What is Transsphenoidal surgery?
For many patients diagnosed with a pituitary tumor that is operable and of appropriate size, the safest and simplest treatment is to remove the tumor by approaching it via the boney back wall of the sphenoid sinus. One advantage over the more traditional cranial operation is that it is much safer. No part of the brain is touched during the transsphenoidal procedure, so the risk of brain damage is very low. There may be fewer side effects, and there's also no visible scar.
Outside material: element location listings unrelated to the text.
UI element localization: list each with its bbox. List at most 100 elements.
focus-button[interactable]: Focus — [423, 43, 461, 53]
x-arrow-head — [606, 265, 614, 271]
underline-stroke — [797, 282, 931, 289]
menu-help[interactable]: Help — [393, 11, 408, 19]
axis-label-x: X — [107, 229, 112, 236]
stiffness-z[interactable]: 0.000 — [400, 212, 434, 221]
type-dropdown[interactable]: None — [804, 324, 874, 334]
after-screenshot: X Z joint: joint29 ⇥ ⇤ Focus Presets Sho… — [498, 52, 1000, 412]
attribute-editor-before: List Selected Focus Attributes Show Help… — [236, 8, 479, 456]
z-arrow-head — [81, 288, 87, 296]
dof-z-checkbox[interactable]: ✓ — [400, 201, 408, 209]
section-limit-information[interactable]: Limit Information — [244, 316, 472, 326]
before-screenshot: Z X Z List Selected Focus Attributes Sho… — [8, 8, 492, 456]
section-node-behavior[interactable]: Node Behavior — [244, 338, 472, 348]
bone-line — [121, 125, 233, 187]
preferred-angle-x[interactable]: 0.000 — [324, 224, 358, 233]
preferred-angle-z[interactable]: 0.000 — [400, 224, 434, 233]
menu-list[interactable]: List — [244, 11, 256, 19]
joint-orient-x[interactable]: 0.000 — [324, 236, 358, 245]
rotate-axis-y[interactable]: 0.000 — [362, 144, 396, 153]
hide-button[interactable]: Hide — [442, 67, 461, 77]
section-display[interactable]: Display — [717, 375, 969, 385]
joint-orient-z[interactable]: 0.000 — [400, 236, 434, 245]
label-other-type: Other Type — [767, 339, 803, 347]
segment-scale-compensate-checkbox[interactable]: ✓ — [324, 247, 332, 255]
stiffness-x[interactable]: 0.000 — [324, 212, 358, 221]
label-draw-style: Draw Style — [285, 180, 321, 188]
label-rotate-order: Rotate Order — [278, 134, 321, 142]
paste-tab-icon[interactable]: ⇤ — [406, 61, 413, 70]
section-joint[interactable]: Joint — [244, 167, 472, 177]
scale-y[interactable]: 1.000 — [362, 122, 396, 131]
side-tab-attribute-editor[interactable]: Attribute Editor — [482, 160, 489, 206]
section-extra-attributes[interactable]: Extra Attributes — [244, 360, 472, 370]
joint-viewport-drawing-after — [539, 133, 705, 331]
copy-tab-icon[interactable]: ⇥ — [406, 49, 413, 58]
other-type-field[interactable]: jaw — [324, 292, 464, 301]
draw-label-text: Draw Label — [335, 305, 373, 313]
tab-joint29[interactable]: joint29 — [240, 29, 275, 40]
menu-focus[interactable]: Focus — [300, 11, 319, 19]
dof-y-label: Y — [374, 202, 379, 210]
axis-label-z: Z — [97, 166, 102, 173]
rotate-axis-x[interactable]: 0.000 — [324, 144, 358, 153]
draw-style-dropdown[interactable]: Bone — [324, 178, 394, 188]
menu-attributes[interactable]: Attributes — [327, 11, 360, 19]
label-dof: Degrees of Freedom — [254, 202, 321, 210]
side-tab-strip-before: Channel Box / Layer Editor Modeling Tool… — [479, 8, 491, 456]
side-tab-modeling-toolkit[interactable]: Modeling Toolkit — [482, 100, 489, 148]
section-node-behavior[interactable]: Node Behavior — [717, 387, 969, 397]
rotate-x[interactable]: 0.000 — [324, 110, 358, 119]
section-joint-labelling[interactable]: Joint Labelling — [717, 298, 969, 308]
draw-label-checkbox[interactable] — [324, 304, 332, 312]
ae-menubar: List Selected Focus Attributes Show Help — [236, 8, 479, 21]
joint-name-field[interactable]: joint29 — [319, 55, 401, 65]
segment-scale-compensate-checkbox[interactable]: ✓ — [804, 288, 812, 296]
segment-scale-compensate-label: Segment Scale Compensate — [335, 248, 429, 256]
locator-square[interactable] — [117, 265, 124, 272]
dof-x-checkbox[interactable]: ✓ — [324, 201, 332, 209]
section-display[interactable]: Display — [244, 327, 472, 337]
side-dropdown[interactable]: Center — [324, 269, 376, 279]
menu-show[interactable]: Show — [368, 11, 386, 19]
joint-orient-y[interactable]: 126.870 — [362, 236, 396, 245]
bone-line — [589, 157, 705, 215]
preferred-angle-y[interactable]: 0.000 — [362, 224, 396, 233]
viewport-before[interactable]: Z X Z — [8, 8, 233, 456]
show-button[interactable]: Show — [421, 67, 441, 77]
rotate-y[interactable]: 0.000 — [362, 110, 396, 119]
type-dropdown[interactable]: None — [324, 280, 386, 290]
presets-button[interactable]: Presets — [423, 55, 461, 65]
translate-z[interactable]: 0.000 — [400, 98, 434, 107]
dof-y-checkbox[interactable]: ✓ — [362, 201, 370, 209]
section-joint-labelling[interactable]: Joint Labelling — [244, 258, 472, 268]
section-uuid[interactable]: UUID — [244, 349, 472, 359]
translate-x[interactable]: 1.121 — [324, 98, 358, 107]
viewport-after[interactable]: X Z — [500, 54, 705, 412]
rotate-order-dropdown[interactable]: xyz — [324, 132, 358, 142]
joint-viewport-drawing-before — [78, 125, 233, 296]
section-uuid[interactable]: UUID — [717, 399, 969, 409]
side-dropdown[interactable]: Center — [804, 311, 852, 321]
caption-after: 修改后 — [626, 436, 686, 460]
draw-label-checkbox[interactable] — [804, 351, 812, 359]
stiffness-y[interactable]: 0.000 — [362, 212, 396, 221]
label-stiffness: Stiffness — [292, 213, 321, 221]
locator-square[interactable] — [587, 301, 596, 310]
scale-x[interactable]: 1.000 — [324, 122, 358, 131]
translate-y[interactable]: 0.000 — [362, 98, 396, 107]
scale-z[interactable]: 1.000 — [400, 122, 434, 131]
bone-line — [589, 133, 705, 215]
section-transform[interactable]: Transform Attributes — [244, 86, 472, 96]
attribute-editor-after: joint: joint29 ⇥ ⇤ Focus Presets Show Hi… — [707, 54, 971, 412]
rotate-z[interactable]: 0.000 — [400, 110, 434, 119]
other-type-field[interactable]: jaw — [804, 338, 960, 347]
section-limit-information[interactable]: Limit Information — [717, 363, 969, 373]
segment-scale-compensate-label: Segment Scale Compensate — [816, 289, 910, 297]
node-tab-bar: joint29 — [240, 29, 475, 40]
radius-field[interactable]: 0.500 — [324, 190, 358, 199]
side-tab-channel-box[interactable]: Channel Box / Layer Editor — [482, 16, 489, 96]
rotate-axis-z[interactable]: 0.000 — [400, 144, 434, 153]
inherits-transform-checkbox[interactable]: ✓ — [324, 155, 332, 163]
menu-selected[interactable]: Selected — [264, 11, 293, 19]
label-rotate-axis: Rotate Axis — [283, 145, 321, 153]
There are three basic approaches to the cavity in the skull base (known as the sella) where the pituitary gland is located. Many surgeons now use a direct transnasal approach, in which an incision is made in the back wall of the nose and the sphenoid sinus is accessed directly. Another approach is to make an incision along the front of the nasal septum, and open a narrow tunnel back to the sphenoid sinus. Finally, it is possible to make an incision under the lip and through the upper gum, entering the nasal cavity and then the sphenoid sinus.
Another approach - endosopic surgery - is available, depending on the tumor's position and the shape of the sphenoid sinus. The endoscope is a thin fiber-optic tube tipped with a tiny camera. No incision is needed, because the endoscope allows the surgeon to visualize the area through a small incision made in the back of the nasal septum. The instruments are passed through the nose and through the sphenoid sinus to reach the pituitary gland and excise the tumor.
What are the risks?
There's a small risk of damage to the healthy portion of the pituitary, with an occurence rate of 5-10%; this could make it necessary to administer hormone therapy after surgery, possibly including thyroid hormone, cortisol, growth hormone, estrogen or testosterone. If the back of the pituitary gland is damaged (very rare, with an incidence of just 1 - 2%), it could cause a condition called diabetes insipidus, which causes frequent urination and excessive thirst, because the kidneys don't adequately concentrate the urine. This can be controlled with a medicine called DDAVP, administered via nasal spray or pill form of a medication called DDAVP.
Ask your surgeon to review the risks and complications as part of the decision-making process for your individual case.
How long does the procedure take?
The procedure itself takes about three hours in typical cases. Patients spend two to three hours in the recovery room after the surgery, and are then often admitted for a stay of one or two days in general hospital care. Most patients are discharged in one or two days.
How long will it take to recover?
You can expect to have a sinus headache and nasal congestion, relieved by decongestants prescribed by your surgeon, and subsiding over a period of a couple of weeks. You will likely be out of work for up to two weeks, with residual fatigue from the surgery lasting two to three weeks.